Mój prosiak świetlny i są też łopaty domowej roboty.
Zaczęło się od kabinki. Po killku kretach nie wyglądała zbyt pięknie, dodatkowo ostatnio regulator odciął, model spadł bezwładnie i spory obszar Gel-Coat'u odpadł. Zeskrobałem resztę i padł pomysł aby podświetlić kabinkę od spodu.
Ledy połączone w siatkę i przymiarka.
Potem próba diod od wewnątrz a że wypadła pomyślnie więc pod razu przykleiłem.
I kabinka gotowa.
Następnie trzeba było odiodować model, nie żałowałem ledów
O łopatach też nie zapomniałem. Pakiet 1s przymocowany do huba. Mocowanie już przetestowane, przy najwyższych obrotach pakiet nie odleciał podczas lotu.
Położenie pakietu generuje lekkie drgania ale nie ma tragedii.
Kolega, z pałacowej, też Krzysztof wyposażył mnie w niezbędne elementy. Samoprzylepne ścieżki miedziane, oporniki i diody.
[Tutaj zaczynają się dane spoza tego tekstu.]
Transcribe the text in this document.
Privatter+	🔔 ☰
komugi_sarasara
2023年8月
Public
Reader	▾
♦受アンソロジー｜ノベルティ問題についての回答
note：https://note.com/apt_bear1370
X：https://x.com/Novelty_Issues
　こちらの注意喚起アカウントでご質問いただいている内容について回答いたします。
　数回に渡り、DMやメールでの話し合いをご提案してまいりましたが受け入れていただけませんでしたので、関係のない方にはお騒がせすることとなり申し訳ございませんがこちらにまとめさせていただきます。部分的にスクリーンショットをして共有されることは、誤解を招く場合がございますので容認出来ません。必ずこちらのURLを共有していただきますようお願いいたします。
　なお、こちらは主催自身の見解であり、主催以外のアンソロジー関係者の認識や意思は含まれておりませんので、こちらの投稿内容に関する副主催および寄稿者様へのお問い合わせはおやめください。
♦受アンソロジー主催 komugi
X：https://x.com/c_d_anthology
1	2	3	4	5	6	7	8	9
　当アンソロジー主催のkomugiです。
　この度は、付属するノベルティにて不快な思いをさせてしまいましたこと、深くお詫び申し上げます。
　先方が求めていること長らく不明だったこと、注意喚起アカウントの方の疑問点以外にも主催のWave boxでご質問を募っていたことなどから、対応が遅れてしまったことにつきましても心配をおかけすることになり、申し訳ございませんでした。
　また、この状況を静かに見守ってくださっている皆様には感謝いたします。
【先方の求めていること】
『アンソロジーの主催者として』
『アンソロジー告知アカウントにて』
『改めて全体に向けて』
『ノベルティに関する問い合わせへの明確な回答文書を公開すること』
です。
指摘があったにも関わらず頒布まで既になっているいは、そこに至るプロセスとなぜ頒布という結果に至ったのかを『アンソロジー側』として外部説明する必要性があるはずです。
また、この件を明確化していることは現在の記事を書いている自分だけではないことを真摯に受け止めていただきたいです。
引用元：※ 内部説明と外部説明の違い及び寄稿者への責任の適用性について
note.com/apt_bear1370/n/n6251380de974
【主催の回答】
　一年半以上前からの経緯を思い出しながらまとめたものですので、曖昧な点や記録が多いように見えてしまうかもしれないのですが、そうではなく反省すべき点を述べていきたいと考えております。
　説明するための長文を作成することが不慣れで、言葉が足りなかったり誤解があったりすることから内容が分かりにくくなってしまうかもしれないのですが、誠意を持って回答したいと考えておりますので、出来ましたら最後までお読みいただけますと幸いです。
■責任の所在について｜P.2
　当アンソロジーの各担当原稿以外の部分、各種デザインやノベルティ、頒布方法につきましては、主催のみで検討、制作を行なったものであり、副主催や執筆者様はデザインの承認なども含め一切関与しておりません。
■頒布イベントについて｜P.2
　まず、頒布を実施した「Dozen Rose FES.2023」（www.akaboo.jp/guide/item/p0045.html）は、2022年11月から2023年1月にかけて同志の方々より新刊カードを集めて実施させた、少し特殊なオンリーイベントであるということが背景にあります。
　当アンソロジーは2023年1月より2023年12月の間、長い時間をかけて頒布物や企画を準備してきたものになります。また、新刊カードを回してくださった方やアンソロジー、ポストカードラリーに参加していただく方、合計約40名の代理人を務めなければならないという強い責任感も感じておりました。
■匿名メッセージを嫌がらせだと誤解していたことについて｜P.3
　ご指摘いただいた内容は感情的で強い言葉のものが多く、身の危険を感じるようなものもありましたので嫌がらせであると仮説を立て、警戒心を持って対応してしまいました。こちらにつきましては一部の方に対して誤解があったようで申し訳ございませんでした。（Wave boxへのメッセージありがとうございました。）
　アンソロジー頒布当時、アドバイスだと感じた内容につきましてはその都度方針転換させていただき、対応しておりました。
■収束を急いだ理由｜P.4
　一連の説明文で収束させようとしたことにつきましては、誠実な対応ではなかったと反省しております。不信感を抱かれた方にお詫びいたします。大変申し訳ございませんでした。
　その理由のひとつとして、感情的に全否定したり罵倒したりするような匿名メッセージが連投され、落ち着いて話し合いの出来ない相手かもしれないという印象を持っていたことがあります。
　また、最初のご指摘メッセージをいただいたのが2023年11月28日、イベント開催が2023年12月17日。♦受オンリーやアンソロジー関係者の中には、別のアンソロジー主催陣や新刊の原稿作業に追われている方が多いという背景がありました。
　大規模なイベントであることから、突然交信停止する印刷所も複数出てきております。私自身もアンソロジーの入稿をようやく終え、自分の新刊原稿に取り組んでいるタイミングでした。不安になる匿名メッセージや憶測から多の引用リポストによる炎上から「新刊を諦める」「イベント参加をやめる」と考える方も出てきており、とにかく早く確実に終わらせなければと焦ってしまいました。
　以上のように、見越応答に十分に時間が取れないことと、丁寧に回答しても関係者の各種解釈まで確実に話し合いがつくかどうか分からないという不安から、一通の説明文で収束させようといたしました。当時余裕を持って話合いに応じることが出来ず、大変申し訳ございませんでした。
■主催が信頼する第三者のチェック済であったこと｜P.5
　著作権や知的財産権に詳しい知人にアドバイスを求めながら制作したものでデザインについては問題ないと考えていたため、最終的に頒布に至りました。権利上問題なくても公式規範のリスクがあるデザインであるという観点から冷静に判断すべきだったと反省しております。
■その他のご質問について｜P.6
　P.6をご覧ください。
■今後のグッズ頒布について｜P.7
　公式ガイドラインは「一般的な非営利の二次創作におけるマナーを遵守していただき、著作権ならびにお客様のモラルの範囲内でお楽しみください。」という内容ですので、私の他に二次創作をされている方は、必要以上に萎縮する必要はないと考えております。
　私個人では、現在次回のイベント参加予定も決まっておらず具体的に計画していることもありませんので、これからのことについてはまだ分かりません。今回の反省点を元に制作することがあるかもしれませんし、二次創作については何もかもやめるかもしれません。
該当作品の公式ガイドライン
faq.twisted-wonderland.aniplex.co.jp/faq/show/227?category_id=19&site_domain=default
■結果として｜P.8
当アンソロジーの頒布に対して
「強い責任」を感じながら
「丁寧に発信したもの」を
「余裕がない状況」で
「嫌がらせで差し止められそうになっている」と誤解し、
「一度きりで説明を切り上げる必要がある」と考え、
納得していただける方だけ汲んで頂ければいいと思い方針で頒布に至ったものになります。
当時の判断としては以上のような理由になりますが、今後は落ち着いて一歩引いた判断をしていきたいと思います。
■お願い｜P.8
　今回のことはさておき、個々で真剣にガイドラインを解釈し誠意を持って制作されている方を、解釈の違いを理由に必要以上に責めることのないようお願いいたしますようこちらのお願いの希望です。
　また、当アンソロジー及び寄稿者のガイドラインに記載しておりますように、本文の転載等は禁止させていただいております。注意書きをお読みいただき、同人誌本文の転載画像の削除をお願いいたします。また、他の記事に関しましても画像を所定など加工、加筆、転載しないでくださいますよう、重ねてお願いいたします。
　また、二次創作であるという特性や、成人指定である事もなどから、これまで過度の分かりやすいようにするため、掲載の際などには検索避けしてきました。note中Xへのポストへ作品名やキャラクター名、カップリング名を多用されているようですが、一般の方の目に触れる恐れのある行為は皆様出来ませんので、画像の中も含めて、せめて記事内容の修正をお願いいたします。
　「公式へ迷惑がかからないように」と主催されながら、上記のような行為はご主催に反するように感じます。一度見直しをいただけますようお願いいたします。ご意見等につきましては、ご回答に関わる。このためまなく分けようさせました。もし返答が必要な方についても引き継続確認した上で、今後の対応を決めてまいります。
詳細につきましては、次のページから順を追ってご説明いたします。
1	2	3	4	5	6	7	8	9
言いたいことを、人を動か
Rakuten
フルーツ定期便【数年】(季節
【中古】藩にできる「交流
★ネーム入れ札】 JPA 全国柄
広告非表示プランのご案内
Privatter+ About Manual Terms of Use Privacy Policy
Od góry łopaty idzie ścieżka plusowa, od dołu minusowa. Na górze dioda a na dole opornik lub na odwrót.
Nie zapomniałem też o kilku bezpiecznikach, albo na taśmie.
Albo na kablach.
I efekt końcowy.
Diody rozmieszczone zostały na łopatach tak aby były dwie smugi, potrójna na obwodzie i jedna cieńsza bliżej środka. Czerwone od góry. Zielone od dołu.
Na niskich obrotach obie łopaty widać oddzielnie. Nie mogłem szybciej zakręcić bo zapomniałem łopatek ogonowych i model mi się kręcił na podłodze.